Here’s how you do it. Add one packet of the salt solution that it comes with. Make sure the water is pretty warm – not hot enough to burn the inside of your hand, but pretty warm. Then hold the child’s head slightly leaning forward and to one side (depending on what side you’re cleaning). Squirt really hard until you see the liquid coming out of the other nostril. And enjoy as you watch the flow of boogers!

Yes, it’s pretty uncomfortable. Yes, it’s pretty hard to do on kids that have head control. Yes, they hate it. But it is SOOO helpful. We even used it with Belle when she was really sick and it helped her tremendously. In fact a day after we started using it she was pretty much back to normal. But I will say, it took one adult holding her head with all of their strength to keep her still enough to do it, and it made her hysterical, but, it was worth it to get her healthy again.

Next on my toolkit is Tea Tree Therapy:

You can get it at Whole Foods or order it online. It is AMAZING to relieve congestion. I rub it on Nathan’s chest and upper back, on his throat, even a little bit on his sinus and just under his nose. It burns a little bit but, once again, the burn is worth it as it helps him tremendously.

And here’s a bonus about this oil. One day my hand was hurting very badly and all I had handy was the oil, so I put some on the area where it hurt. Lo and behold, the pain went away! I use it often on areas of inflammation and it seems to work wonder. My next experiment will be to massage Nathan’s arms and legs with it to see if it helps with his spasticity. I will let you know how it goes!

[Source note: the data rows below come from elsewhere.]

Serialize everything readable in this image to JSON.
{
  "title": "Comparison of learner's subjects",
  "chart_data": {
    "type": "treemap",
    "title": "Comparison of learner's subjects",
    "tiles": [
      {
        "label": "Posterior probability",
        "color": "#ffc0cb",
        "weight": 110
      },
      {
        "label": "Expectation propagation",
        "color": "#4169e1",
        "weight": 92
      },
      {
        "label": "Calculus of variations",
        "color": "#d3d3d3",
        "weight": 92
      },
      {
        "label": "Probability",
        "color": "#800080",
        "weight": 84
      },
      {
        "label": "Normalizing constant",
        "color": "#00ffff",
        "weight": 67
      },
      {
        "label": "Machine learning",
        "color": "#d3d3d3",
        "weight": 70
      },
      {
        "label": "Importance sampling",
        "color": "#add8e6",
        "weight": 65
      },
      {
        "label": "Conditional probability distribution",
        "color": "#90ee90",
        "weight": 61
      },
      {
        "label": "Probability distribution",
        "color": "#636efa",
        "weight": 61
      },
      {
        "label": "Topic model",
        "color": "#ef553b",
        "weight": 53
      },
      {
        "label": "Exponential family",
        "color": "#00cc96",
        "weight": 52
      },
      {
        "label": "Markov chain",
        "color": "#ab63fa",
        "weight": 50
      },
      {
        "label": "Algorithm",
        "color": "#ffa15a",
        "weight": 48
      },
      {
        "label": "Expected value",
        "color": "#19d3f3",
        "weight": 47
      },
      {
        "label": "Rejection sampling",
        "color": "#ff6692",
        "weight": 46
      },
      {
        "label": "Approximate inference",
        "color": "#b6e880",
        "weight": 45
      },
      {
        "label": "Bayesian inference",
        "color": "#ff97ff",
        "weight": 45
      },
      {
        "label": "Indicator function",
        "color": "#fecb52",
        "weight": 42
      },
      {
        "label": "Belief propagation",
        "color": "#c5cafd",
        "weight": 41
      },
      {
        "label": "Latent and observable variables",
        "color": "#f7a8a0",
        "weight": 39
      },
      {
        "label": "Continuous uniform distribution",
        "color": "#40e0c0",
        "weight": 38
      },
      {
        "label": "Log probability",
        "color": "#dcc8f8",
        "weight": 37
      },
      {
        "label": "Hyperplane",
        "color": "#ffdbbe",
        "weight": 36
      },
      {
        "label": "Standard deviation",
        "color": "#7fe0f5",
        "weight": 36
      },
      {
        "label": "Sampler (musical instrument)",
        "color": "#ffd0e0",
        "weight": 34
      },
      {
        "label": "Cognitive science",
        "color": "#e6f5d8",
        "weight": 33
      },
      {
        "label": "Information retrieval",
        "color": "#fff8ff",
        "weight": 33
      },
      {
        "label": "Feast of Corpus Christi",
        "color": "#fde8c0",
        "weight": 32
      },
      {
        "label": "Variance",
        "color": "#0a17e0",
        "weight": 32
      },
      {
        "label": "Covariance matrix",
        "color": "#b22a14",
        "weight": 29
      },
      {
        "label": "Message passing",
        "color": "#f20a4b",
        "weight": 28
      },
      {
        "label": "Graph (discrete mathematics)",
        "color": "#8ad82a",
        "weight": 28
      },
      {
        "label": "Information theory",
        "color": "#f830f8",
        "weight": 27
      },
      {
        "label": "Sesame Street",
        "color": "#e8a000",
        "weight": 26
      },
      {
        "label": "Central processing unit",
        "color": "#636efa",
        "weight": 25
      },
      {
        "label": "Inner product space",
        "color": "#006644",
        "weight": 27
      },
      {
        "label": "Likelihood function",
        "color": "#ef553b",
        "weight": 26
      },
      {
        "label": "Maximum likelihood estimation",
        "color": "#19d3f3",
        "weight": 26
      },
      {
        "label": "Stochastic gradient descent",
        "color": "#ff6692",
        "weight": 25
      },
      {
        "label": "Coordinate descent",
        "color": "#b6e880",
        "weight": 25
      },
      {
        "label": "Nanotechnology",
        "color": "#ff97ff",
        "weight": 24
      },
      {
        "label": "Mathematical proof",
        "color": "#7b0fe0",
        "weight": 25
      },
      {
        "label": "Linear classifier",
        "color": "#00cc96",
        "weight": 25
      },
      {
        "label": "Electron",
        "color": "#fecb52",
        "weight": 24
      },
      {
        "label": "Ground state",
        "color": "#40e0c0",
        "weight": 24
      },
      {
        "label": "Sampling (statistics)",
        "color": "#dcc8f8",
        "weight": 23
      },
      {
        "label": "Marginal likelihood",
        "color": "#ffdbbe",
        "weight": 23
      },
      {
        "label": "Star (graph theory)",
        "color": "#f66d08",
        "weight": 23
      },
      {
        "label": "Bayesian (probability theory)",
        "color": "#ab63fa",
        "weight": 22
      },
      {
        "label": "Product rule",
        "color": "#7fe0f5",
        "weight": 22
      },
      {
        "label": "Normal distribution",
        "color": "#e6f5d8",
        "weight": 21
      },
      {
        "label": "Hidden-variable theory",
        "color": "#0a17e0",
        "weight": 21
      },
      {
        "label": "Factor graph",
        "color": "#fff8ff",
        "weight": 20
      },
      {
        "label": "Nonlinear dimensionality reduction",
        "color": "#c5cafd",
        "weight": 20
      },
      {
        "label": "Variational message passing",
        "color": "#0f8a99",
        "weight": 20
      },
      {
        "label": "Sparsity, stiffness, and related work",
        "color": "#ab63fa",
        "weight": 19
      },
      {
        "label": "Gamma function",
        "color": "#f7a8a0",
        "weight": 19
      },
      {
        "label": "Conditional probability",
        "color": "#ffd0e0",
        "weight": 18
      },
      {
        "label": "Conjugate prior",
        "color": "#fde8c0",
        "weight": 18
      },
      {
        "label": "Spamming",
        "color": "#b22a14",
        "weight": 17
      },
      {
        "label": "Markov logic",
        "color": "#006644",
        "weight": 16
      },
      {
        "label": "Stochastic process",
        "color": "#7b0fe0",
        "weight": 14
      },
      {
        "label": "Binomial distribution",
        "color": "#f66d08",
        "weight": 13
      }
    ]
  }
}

Finally, I use some homeopathic remedies if I feel he still needs a boost. I get them all at Whole Foods. My favorite right now is:

It’s called Alpha CF, and they have an adult and a baby version. I give it to Nathan every 30 minutes if he is on the verge of getting sick or running fevers, then every hour when he gets better, then every few hours as he improves. It works wonders.

I also give him as much Emergen-C as we can get into him. Again, Emergen-C can be found anywhere and it is a wonderful way of helping to strengthen his immune system to avoid illness. Once he is sick then it helps speed up recovery but doesn’t help to manage symptoms.

Right now this is my golden combination and is really helping us to keep Nathan’s illnesses from escalating. Unfortunately none of this are improving his immune system, they just prevent him from getting worse. I just though I’d share as we head into flu and cold season.